DBPool Init Parameters
| Attribute | Meaning | Default
|
| driver-name | JDBC driver class | required
|
| url | JDBC url for the database | required
|
| user | Database user | ""
|
| password | Database password | ""
|
| max-connections | Maximum number of allowed connections | 20
|
| max-idle-time | Maximum time an idle connection is kept in
the pool | 5 sec
|
| ping-table | The database table used to "ping", checking that
the connection is still live. | false
|
| ping-on-reuse | Test for live connections before allocating
them from the pool. | false
|
| ping-on-free | Test for live connections before replacing
them in the pool. | false
|
| ping-on-idle | Periodically test connectiong in the pool | false
|
| connection-wait-time | How long to wait for an idle connection (Resin 1.2.3) | 5 seconds
|
| enable-transaction | Connections from this pool can participate in a
transaction. Enabling transactions adds overhead, so non-transaction applications should not set this. | false
|
| any other | calls DBPool.setProperty() to set driver properties. | none
|
Here's a sample minimal resin.conf fragment to bind a DBPool-based
database to the JNDI path "java:comp/env/jdbc/test".

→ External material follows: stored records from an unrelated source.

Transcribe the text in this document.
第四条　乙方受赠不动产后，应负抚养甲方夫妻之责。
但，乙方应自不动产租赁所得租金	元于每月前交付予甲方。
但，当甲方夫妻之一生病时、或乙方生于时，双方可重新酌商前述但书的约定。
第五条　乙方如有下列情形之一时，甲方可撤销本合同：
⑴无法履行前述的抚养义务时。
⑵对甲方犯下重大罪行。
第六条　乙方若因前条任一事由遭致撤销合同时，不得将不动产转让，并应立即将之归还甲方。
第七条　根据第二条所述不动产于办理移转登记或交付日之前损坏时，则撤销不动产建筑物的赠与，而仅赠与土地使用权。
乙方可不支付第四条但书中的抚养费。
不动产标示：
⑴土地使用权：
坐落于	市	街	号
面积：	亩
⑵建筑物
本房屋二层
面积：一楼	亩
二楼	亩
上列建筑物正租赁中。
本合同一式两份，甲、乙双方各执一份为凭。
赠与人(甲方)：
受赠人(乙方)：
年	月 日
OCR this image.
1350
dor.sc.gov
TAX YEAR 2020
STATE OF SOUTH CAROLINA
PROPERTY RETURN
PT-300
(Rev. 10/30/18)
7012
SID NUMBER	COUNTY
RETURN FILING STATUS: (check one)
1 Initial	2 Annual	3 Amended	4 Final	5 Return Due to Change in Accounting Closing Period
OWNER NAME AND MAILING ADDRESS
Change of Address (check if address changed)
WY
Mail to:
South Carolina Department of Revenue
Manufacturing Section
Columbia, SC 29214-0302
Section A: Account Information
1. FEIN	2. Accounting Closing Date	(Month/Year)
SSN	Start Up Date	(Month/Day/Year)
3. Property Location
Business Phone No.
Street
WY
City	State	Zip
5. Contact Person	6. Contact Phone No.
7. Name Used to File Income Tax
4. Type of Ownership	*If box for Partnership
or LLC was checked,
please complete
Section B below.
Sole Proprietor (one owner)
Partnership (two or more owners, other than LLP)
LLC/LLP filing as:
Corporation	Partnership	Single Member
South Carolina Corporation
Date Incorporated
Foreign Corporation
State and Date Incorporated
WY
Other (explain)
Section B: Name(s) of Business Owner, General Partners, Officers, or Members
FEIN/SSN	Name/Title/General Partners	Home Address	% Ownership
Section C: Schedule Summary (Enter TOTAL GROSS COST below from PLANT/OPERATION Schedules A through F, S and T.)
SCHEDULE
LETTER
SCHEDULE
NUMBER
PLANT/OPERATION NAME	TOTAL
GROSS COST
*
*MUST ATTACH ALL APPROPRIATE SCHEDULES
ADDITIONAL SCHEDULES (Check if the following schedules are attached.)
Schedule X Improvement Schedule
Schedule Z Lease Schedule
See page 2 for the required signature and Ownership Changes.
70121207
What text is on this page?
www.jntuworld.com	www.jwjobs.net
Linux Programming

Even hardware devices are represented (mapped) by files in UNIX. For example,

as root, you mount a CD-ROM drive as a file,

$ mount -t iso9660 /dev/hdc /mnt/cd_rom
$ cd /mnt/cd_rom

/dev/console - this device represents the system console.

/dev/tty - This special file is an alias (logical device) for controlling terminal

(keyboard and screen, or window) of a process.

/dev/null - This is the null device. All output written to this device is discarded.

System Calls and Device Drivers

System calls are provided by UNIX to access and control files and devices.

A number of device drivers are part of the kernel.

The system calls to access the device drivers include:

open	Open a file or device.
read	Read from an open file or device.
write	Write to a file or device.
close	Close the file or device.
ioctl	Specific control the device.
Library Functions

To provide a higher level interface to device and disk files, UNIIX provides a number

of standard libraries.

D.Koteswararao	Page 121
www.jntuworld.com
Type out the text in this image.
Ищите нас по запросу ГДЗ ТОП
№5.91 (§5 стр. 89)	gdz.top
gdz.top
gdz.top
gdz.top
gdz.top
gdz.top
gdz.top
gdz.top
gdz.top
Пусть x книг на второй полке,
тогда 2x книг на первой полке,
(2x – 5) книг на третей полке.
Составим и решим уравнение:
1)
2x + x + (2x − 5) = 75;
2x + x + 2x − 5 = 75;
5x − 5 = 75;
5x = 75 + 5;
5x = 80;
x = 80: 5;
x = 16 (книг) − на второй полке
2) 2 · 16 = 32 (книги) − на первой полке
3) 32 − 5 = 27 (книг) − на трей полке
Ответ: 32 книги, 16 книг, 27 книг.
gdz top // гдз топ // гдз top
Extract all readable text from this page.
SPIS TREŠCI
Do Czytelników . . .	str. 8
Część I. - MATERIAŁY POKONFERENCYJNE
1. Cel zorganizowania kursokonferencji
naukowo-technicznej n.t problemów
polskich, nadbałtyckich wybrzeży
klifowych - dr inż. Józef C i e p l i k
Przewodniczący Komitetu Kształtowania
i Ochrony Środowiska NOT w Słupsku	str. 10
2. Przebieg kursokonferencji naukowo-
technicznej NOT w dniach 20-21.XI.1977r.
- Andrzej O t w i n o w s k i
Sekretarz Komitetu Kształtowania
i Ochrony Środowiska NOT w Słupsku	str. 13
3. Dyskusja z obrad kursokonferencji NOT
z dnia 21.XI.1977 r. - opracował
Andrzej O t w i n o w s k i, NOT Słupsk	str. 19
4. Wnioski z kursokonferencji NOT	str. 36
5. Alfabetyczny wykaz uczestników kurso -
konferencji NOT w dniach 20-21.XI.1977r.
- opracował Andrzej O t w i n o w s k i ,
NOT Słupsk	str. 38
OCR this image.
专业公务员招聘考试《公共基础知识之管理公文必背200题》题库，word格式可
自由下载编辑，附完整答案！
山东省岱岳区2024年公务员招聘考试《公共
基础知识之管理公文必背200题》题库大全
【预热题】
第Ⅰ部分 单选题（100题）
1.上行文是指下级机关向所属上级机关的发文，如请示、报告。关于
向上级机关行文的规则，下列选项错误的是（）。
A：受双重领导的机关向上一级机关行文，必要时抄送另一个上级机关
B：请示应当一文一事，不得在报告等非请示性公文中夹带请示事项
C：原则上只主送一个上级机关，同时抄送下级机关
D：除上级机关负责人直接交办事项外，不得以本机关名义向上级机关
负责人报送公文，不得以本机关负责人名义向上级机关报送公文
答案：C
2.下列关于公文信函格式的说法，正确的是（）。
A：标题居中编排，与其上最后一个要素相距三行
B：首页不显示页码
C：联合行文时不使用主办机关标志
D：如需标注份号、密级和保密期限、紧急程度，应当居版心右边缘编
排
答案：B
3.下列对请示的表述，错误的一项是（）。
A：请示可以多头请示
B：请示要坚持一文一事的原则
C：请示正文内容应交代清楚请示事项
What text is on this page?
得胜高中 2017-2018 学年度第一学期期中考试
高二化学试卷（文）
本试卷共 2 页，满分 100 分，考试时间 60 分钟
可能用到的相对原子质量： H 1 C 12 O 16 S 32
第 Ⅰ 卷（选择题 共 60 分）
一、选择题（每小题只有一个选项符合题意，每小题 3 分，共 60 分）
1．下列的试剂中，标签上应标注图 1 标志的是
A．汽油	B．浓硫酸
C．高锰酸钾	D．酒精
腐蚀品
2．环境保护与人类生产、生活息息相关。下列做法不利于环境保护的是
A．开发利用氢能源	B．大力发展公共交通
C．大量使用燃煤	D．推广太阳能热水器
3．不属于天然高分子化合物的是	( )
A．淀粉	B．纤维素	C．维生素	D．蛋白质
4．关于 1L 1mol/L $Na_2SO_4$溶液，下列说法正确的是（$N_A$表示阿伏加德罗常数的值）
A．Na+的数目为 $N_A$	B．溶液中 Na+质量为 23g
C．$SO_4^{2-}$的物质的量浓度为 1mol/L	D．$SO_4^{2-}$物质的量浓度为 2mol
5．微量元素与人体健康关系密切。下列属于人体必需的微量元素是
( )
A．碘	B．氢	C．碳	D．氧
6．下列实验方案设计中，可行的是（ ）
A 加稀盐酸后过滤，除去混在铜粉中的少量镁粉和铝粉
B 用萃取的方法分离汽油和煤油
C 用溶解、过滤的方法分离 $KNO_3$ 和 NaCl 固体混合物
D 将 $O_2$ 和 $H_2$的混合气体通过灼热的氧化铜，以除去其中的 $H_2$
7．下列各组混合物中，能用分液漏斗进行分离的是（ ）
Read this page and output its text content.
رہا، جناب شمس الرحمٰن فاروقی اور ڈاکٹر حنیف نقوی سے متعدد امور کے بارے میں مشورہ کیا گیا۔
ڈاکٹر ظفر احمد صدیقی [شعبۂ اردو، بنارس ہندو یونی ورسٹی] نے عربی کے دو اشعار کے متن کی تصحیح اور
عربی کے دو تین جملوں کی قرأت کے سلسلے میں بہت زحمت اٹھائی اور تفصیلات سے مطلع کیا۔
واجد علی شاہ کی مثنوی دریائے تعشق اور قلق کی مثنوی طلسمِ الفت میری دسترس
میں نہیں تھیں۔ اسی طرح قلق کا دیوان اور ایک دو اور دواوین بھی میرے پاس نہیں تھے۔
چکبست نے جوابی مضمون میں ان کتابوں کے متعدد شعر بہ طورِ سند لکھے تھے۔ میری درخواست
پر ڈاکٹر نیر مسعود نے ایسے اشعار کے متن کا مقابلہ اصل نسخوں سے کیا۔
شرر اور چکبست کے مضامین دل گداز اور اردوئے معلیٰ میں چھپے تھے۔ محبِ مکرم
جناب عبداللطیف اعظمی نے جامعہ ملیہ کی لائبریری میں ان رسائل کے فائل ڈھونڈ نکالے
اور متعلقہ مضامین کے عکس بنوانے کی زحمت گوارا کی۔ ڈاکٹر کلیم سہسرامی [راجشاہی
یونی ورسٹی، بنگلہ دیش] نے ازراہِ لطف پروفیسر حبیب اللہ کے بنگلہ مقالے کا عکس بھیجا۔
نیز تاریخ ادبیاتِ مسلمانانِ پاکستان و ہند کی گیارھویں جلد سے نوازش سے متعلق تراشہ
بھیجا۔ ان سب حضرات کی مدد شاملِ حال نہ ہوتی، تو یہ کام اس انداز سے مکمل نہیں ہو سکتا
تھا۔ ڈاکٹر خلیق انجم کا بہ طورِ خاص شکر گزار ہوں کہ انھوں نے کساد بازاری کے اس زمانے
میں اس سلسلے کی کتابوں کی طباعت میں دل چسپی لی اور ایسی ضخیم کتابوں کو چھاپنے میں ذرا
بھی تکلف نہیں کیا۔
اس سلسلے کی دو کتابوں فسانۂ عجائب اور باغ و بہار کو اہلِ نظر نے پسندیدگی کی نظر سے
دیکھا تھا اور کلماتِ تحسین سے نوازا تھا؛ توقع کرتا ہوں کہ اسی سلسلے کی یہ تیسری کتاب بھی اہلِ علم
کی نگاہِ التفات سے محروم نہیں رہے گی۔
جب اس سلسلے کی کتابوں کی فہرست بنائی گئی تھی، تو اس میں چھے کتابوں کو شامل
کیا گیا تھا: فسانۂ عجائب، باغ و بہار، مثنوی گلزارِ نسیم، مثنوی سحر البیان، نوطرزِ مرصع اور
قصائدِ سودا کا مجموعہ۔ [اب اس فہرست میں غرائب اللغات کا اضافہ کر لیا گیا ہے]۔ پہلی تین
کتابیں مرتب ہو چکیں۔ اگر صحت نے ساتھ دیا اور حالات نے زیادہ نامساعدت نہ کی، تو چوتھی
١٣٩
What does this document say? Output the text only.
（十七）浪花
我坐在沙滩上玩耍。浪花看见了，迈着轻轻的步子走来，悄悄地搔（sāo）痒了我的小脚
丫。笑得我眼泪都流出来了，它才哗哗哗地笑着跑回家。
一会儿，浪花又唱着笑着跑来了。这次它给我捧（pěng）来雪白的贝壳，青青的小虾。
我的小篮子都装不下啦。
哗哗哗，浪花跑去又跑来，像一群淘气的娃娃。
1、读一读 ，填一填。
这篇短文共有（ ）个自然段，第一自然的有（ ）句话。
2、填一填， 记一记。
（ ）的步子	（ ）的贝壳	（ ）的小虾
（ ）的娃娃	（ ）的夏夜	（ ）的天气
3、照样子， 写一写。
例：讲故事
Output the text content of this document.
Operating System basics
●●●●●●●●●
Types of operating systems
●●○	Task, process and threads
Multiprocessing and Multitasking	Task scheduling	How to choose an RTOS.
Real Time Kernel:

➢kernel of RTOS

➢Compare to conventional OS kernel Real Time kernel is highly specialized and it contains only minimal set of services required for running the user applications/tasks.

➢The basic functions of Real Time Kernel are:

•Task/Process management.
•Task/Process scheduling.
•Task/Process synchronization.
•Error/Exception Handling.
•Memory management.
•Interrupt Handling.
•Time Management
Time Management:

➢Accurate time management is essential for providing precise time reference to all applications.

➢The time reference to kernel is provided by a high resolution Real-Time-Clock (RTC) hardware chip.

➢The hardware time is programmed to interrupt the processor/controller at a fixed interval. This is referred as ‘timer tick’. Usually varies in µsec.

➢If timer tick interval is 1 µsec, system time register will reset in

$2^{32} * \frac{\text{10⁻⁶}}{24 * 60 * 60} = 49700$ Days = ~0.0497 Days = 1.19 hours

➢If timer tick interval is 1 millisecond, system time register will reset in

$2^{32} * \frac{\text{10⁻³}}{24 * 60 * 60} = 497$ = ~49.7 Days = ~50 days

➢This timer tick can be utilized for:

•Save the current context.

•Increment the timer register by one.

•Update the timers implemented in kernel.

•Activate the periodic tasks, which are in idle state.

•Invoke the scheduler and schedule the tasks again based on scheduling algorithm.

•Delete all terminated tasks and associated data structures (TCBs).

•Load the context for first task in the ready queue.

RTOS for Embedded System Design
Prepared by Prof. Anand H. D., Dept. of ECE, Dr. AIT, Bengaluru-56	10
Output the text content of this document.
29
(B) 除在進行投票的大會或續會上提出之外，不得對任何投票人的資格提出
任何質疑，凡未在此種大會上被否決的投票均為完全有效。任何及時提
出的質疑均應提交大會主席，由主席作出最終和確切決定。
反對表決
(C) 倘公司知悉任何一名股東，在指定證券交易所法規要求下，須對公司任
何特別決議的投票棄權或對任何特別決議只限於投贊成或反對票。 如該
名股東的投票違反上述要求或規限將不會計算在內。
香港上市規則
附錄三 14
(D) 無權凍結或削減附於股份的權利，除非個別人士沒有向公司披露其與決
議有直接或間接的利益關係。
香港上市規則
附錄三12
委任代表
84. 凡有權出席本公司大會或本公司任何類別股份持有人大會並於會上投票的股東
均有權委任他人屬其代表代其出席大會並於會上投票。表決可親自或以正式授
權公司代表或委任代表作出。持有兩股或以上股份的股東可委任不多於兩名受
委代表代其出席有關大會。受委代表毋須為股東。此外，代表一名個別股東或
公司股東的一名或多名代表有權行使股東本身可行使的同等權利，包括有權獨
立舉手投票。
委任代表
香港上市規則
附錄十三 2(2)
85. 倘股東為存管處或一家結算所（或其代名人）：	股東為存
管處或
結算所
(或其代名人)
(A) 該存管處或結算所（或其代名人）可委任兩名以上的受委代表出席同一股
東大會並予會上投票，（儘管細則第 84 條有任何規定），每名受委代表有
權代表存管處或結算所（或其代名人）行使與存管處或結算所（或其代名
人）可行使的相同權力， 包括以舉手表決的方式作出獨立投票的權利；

Sample resin.conf fragment
<resource-ref>
<res-ref-name>jdbc/test</res-ref-name>
<res-type>javax.sql.DataSource</res-type>
<init-param driver-name="org.gjt.mm.mysql.Driver"/>
<init-param url="jdbc:mysql://localhost:3306/test"/>
</resource-ref>
|
The following is a sample design pattern for getting new database
connections. The try ... finally block is very important for
making database connections reliable.
Sample test.jsp to use database connections
<%@ page import='javax.sql.*, javax.naming.*, java.sql.*' %>
<%
Context env = new InitialContext().lookup("java:comp/env");
DataSource source = (DataSource) env.lookup("jdbc/test");
Connection conn = source.getConnection();
try {
...
} finally {
conn.close();
}
%>
|
path-mapping
Maps url patterns to real paths. If using a server like
IIS, you may need to match the server's path aliases.
| Attribute | Meaning
|
|
url-pattern | A pattern matching the url:
/foo/*, /foo, or *.foo
|
| url-regexp | A regular expression matching the url
|
| real-path | The prefix of the real path. When used with url-regexp, allows substitution variables like $1.
|
<web-app id='/'>
<path-mapping url-pattern='/resin/*'
real-path='e:\resin'/>
<path-mapping url-regexp='/~([^/]*)'
real-path='e:\home\$1'/>
</web-app>
|
No default.
strict-mapping
Forces servlet-mapping to follow strict Servlet 2.2, disallowing
PATH_INFO
Defaults to false, allowing /foo/bar.jsp/foo.
welcome-file-list
Sets the files to use as index.jsp pages
<web-app id='/'>
<welcome-file-list>index.jsp, home.xtp</welcome-file-list>
</web-app>
|
Defaults to index.xtp, index.jsp, index.html.